Dazu muss man wissen, dass es Ferragni zu Hause an Prominenz durchaus mit der rechten Ministerpräsidentin Giorgia Meloni aufnehmen kann. Auch in Deutschland ist die 36-Jährige, verheiratet mit dem Italo-Rapper Fedez (14,7 Millionen Follower), Mutter von zwei kleinen Kindern, vielen ein Begriff. Die letzten Jahre bespielte sie virtuos die Klatschspalten und sozialen Kanäle, bis hin zu einer eigenen Reality-Show im Fernsehen.
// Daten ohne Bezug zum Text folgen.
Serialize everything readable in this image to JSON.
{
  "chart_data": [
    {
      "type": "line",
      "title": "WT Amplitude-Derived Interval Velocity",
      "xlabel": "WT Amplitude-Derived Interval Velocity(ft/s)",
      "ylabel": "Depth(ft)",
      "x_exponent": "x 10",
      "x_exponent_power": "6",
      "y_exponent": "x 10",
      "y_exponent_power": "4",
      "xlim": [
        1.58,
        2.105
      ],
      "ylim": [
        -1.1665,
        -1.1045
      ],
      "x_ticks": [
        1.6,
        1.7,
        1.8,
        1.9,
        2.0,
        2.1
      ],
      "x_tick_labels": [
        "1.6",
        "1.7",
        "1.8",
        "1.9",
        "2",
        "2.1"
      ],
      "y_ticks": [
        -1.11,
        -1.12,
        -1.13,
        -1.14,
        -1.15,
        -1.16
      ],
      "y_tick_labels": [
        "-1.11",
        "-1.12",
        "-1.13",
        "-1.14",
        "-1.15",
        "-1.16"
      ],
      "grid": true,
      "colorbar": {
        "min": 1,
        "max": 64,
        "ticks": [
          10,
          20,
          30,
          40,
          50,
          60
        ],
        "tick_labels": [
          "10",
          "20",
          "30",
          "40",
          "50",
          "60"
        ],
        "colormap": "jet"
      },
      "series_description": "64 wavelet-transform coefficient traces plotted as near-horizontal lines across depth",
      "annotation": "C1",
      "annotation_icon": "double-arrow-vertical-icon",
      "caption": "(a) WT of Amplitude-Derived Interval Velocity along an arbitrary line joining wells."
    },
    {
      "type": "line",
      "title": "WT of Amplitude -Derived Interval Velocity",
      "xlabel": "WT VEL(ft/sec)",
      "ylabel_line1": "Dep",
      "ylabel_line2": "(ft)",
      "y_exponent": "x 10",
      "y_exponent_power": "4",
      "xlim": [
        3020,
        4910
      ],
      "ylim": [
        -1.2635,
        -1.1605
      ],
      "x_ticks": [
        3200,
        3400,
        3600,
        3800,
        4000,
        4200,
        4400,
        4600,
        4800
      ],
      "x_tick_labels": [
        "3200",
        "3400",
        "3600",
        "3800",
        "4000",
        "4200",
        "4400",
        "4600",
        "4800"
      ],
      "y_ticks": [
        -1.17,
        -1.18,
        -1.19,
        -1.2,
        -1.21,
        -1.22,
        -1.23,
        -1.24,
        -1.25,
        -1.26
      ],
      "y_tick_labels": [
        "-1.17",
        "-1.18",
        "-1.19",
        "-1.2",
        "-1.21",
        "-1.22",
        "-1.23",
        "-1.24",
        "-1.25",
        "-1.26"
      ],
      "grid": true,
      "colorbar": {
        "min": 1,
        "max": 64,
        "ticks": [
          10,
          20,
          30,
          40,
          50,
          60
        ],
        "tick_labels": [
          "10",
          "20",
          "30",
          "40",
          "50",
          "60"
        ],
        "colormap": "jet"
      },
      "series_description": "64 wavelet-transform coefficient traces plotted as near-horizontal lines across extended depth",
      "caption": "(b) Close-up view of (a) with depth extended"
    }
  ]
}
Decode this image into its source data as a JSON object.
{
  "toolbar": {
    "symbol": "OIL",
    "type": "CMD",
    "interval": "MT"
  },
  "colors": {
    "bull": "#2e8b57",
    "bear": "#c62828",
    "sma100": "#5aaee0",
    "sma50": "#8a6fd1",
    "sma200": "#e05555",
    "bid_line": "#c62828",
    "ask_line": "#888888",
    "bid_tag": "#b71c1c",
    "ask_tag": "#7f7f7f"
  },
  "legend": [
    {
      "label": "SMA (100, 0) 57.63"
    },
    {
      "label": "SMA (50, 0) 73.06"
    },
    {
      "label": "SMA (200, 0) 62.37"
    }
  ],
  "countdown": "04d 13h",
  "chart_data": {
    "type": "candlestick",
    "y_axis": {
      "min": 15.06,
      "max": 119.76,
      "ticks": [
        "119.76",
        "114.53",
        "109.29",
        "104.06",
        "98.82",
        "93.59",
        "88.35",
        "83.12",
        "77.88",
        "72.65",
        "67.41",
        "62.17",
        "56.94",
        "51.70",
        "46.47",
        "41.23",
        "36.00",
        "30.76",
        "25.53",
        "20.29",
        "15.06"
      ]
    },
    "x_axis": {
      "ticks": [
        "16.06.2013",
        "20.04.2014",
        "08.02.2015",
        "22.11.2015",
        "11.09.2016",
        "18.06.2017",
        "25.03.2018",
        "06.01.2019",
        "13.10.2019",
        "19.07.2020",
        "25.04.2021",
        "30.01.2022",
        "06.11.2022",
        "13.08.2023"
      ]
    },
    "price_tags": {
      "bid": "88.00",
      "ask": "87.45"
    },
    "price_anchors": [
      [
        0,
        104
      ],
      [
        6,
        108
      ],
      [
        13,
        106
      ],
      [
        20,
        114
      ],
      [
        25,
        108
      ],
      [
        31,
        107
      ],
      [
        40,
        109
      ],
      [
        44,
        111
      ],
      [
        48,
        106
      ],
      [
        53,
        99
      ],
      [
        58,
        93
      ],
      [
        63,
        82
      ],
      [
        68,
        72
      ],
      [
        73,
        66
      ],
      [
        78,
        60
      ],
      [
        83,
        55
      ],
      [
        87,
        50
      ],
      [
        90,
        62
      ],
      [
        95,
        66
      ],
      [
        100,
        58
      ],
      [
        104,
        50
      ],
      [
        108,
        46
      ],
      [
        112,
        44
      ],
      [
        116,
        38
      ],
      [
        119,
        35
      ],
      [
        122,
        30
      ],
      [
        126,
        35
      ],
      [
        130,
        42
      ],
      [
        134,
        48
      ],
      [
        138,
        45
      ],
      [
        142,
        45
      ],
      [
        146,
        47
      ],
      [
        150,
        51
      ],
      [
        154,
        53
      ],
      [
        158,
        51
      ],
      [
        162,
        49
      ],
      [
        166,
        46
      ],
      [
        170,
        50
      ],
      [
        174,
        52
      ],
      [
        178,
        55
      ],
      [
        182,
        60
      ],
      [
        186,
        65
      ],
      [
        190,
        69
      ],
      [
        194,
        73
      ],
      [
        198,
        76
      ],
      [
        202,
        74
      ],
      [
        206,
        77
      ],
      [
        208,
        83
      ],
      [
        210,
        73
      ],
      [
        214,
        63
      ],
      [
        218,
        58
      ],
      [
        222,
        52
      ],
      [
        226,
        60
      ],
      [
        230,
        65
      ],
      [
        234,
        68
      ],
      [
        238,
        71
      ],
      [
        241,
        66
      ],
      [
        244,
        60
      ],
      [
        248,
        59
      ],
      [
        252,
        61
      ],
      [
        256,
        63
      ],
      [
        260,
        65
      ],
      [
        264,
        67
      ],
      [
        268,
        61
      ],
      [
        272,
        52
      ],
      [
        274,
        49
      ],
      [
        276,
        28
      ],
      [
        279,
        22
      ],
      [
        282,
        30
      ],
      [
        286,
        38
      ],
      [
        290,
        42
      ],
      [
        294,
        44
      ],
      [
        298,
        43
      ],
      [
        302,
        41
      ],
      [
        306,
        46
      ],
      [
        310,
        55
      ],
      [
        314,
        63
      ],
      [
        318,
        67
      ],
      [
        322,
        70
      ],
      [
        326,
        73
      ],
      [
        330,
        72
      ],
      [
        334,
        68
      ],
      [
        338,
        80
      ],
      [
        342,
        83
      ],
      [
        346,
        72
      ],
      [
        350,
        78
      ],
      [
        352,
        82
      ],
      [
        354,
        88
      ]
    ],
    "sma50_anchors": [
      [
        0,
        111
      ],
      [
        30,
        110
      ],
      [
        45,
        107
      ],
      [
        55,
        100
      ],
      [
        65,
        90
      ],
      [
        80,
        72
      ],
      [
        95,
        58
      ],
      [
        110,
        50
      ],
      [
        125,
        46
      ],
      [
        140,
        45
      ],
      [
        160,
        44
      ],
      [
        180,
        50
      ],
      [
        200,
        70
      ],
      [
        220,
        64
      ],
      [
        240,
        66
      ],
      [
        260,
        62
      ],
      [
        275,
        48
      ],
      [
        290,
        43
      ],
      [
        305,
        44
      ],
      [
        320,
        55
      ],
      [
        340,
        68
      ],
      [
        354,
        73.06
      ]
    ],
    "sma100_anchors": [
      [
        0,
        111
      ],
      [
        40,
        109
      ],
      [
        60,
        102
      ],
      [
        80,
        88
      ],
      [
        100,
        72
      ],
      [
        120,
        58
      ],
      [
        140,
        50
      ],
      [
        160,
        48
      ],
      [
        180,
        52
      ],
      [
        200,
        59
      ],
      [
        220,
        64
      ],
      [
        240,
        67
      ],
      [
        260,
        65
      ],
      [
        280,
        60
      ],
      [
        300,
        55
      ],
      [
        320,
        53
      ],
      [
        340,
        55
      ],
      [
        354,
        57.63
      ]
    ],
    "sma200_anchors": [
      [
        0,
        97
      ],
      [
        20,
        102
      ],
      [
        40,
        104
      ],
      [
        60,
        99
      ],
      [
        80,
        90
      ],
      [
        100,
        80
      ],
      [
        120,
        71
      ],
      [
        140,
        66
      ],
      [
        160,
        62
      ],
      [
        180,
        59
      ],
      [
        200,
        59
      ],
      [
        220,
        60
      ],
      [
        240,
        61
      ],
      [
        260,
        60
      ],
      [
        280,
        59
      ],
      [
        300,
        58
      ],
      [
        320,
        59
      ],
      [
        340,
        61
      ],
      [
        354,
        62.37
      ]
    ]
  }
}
Über ihr Verkaufstalent hinaus äußerte sie sich immer häufiger auch zu gesellschaftlichen Fragen.

Angebliche Spenden kamen nicht in Kinderkrebs-Station an

Umso größer waren Ungläubigkeit, Enttäuschung und Wut, als die nationale Kartellbehörde AGCM kurz vor Weihnachten eine Million Euro Bußgeld wegen unlauteren Wettbewerbs gegen sie verhängte. Der Grund: Ferragni hatte ihre Riesengemeinde glauben lassen, dass der Erlös eines von ihr angepriesenen Kuchens namens «Pink Christmas» (Preis: neun Euro) zu größeren Teilen an eine Kinderkrebs-Station gehe. In Wahrheit bekam das Krankenhaus Regina Margherita in Turin trotz mehr als 360.000 verkaufter Kuchen keinen einzigen Cent. Bei Kampagnen für Ostereier und eine Puppe gab es möglicherweise ähnliche Muster.

Inzwischen beschäftigt das Thema einige Staatsanwaltschaften. Ministerpräsidentin Meloni nahm den Fall Ferragni zum Anlass, ein neues Gesetz für mehr Transparenz bei solchen Internet-Auftritten prüfen zu lassen. Auf deren Instagram-Konto hagelte es böse Kommentare. Ihre Luxus-Boutique in Rom wurde mit Inschriften wie «Bandita» (Banditin») und «Truffatrice» («Betrügerin») beschmiert. Kurz vor dem Fest veröffentlichte sie schließlich ein Entschuldigungsvideo, was die Sache aber eher noch schlimmer machte.

Viele nehmen versuchte Erklärung nicht ab

Ferragni präsentierte sich darin arg inszeniert in Sünderpose: dezentes Make-up, in mausgrauem Strick, brüchige Stimme, den Tränen nah. Sie sprach von einem «Kommunikationsfehler», wolle solche «Missverständnisse» künftig vermeiden und kündigte an, der Kinderkrebsstation in Turin eine Million Euro zu spenden. Zugleich erklärte sie, den Beschluss des Kartellamts anzufechten und sich das Geld also zurückholen zu wollen. Viele nahmen ihr den Auftritt nicht ab. Kurz darauf kündigte ihr der Brillenhersteller Safilo (Marken wie «Boss») als erstes Unternehmen die Zusammenarbeit auf.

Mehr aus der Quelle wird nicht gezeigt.